De vooruitgang is niet tegen te houden, anders zou het geen vooruitgang zijn. De film over de woonbootbewoners die stap voor stap verjaagd worden van hun oude plek is een film over de traagheid van het verdriet. Ze woonden er al toen alles nog anders was, toen de toekomst hetzelfde was als het heden. Een boot bewonen is een proces, je moet aan alles wennen, je moet alles leren. Wat je je niet realiseert is het gevaar van de mobiliteit, je denkt niet aan de sleepboot die je zomaar weg kan trekken. Het is eigenlijk geen onvriendelijke beweging, het is een beweging die niet bij onze tijd hoort, boten bestaan zolang de mens aan het water woont. De bulldozer, het vliegtuig en de raceauto horen bij onze tijd – sterk, snel en brullend.
Als ik zonder toestemming eigenhandig een stenen huisje in mijn tuin bouw (ik kan goed metselen, ik heb het nog op de ambachtsschool geleerd ), moet ik hopen dat de autoriteiten het niet ontdekken. Hoop is een overlevingseigenschap die tijdloos is, maar autoriteiten zijn bij de tijd en kijken vanuit de ruimte naar mijn huisje en vergelijken vandaag met gisteren. Daarna begint de strijd die ik verlies. Tenslotte komt de bulldozer mijn tuin binnenrijden en verandert het huisje brullend en efficiënt tot een berg puin. Omdat ik me in de aanloop emotioneel heb gedragen, is er een politieagent aanwezig. Niet nodig, ik ben bedaard en heb me neergelegd bij de onvermijdelijke vooruitgang, ik bied hem zelfs een kopje koffie aan (dat hij weigert, hij heeft ook zijn instructies).
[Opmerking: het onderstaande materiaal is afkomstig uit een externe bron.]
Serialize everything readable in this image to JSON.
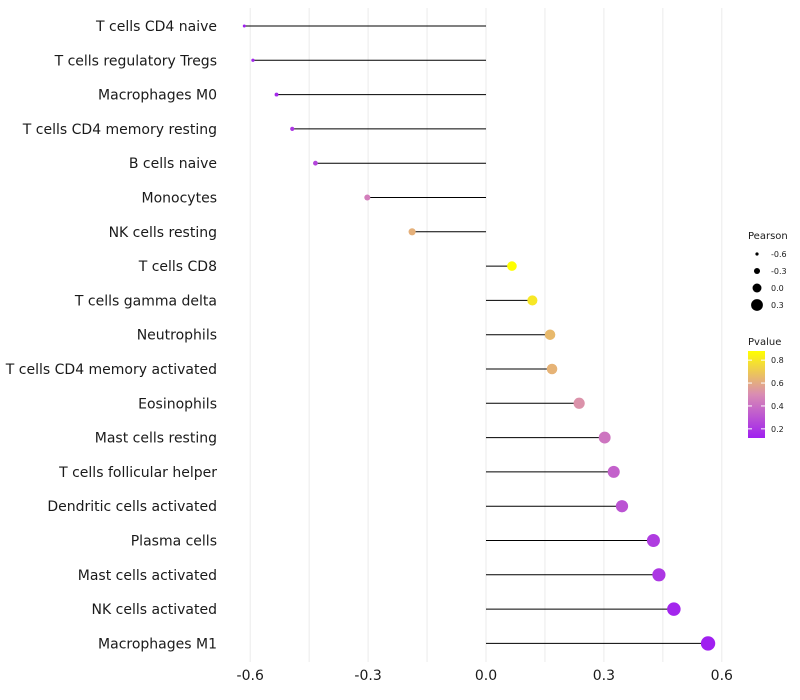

De film over de vooruitgang is hartverscheurend, ik wil daar verder niet aan denken. Het ergste vond ik de situatie van de woonboot die in de schaduw van een modern geldverdiengebouw is komen te liggen. Tegen alle beloftes in is de afvoergoot boven de boot terechtgekomen. Een matig regenbuitje ontpopt zich snel en onafwendbaar tot een kletterende waterval, geschenk van de nieuwe buren. Ik probeer beschaafd te blijven, maar ik moet bekennen dat ik soms moet kotsen bij het woord vooruitgang.